De vuelta a casa con la bufanda tapándole nariz y orejas, caminando solo por las calles desiertas, solitario y furtivo y lleno de furia bajo la macilenta luz de las farolas y de las ramas peladas de los tilos del paseo del Monte, los dedos perfumados por el torrefacto se ponen a teclear en el aire limpio de la madrugada.

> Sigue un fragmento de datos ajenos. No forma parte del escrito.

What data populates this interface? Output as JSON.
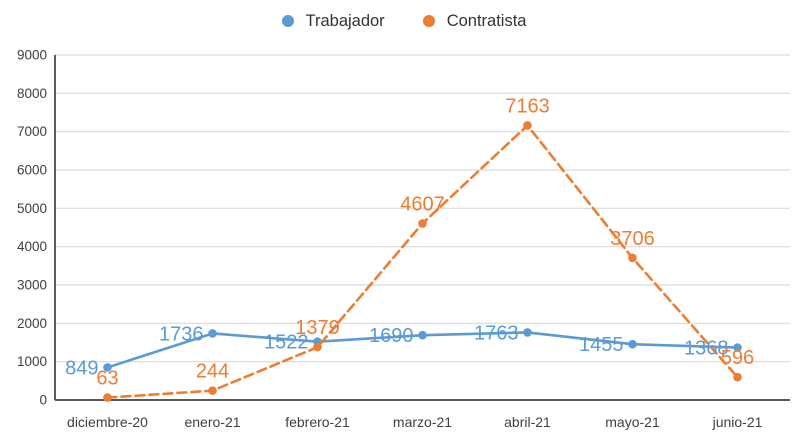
{
  "legend": {
    "items": [
      {
        "label": "Trabajador",
        "color": "#5B9BD5"
      },
      {
        "label": "Contratista",
        "color": "#ED7D31"
      }
    ]
  },
  "chart_data": {
    "type": "line",
    "categories": [
      "diciembre-20",
      "enero-21",
      "febrero-21",
      "marzo-21",
      "abril-21",
      "mayo-21",
      "junio-21"
    ],
    "series": [
      {
        "name": "Trabajador",
        "values": [
          849,
          1736,
          1522,
          1690,
          1763,
          1455,
          1368
        ],
        "color": "#5B9BD5",
        "line_style": "solid",
        "label_placement": "left"
      },
      {
        "name": "Contratista",
        "values": [
          63,
          244,
          1379,
          4607,
          7163,
          3706,
          596
        ],
        "color": "#ED7D31",
        "line_style": "dashed",
        "label_placement": "above"
      }
    ],
    "title": "",
    "xlabel": "",
    "ylabel": "",
    "ylim": [
      0,
      9000
    ],
    "ytick_step": 1000,
    "grid": true,
    "legend_position": "top",
    "data_labels": true,
    "colors": {
      "gridline": "#D9D9D9",
      "axis_line": "#404040",
      "tick_text": "#404040"
    }
  }
}
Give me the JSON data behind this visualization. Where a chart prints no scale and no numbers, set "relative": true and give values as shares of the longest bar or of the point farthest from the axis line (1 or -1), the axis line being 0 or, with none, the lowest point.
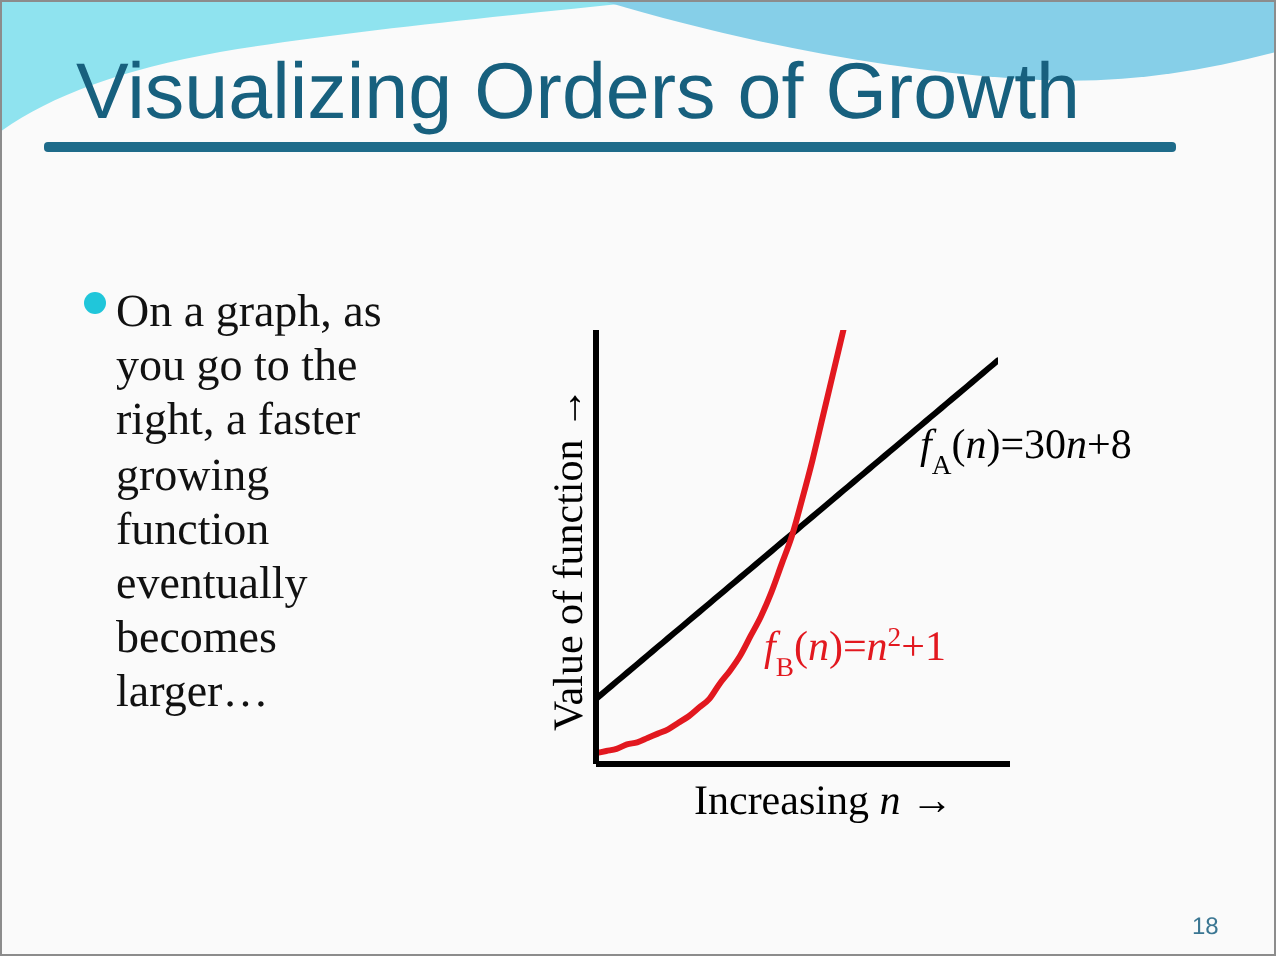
{
  "chart_data": {
    "type": "line",
    "title": "Visualizing Orders of Growth",
    "xlabel": "Increasing n →",
    "ylabel": "Value of function →",
    "annotations": [
      "On a graph, as you go to the right, a faster growing function eventually becomes larger…",
      "18"
    ],
    "relative": true,
    "categories": [
      null,
      null,
      null,
      null,
      null,
      null,
      null,
      null,
      null,
      null,
      null,
      null,
      null,
      null,
      null,
      null,
      null,
      null,
      null,
      null,
      null,
      null,
      null,
      null,
      null,
      null,
      null,
      null,
      null,
      null,
      null,
      null,
      null,
      null,
      null,
      null,
      null,
      null,
      null,
      null
    ],
    "series": [
      {
        "name": "f$_{A}$(n)=30n+8",
        "color": "#000000",
        "values": [
          0.15,
          0.17,
          0.19,
          0.21,
          0.23,
          0.25,
          0.27,
          0.29,
          0.31,
          0.33,
          0.35,
          0.37,
          0.39,
          0.41,
          0.43,
          0.45,
          0.47,
          0.49,
          0.51,
          0.53,
          0.55,
          0.57,
          0.59,
          0.61,
          0.63,
          0.65,
          0.67,
          0.69,
          0.71,
          0.73,
          0.75,
          0.77,
          0.79,
          0.81,
          0.83,
          0.85,
          0.87,
          0.89,
          0.91,
          0.93
        ]
      },
      {
        "name": "f$_{B}$(n)=n$^{2}$+1",
        "color": "#e2181f",
        "values": [
          0.025,
          0.03,
          0.035,
          0.045,
          0.05,
          0.06,
          0.07,
          0.08,
          0.095,
          0.11,
          0.13,
          0.15,
          0.185,
          0.215,
          0.25,
          0.295,
          0.34,
          0.395,
          0.46,
          0.525,
          0.61,
          0.7,
          0.8,
          0.9,
          1,
          null,
          null,
          null,
          null,
          null,
          null,
          null,
          null,
          null,
          null,
          null,
          null,
          null,
          null,
          null
        ]
      }
    ]
  }
}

A mediados de diciembre y de improviso, el frío se hace tan intenso que al atardecer las vidrieras empañadas del Rosales sólo permiten ver una mancha de luz difusa y amarillenta en el interior. La ventana junto a la que Ringo se sienta a leer recoge de vez en cuando figuras que pasan dobladas y presurosas por la calle, borrosas siluetas confundiéndose con las persistentes sombras de la imaginación. Porque en cuestión de unos pocos días, además de la llegada del frío y del trabajo nocturno en el tostadero, se han producido algunas novedades que en la taberna adquieren una especial resonancia. La primera es que, gracias a su mejorada salud y a su buen comportamiento en el manicomio de San Andrés, al ex alcalde Mir le conceden quince días de permiso para que pase las fiestas de Navidad y Año Nuevo en casa, en compañía de su mujer y su hija. Se dice desde hace tiempo que ya no reconoce a ninguna de las dos, que está majara del todo y sin arreglo posible, pero no va a ser verdad; no del todo, cuando menos. Un atardecer lluvioso lo ven bajar de un taxi frente a su casa apoyándose en el brazo de Violeta, pálido, mucho más delgado y con la mirada mortecina, pero con el mismo perfil belicoso y rapiñador de siempre, impecablemente peinado y con más brillantina y tenebrosa viscosidad en el pelo que antes. La señora Paquita dice que se mareó en el taxi y por eso parecía enfermo, pero que de la cabeza está la mar de recuperado, que el tratamiento le va de maravilla y por eso le permiten celebrar estas fiestas tan entrañables en familia. Por eso y por su buena conducta.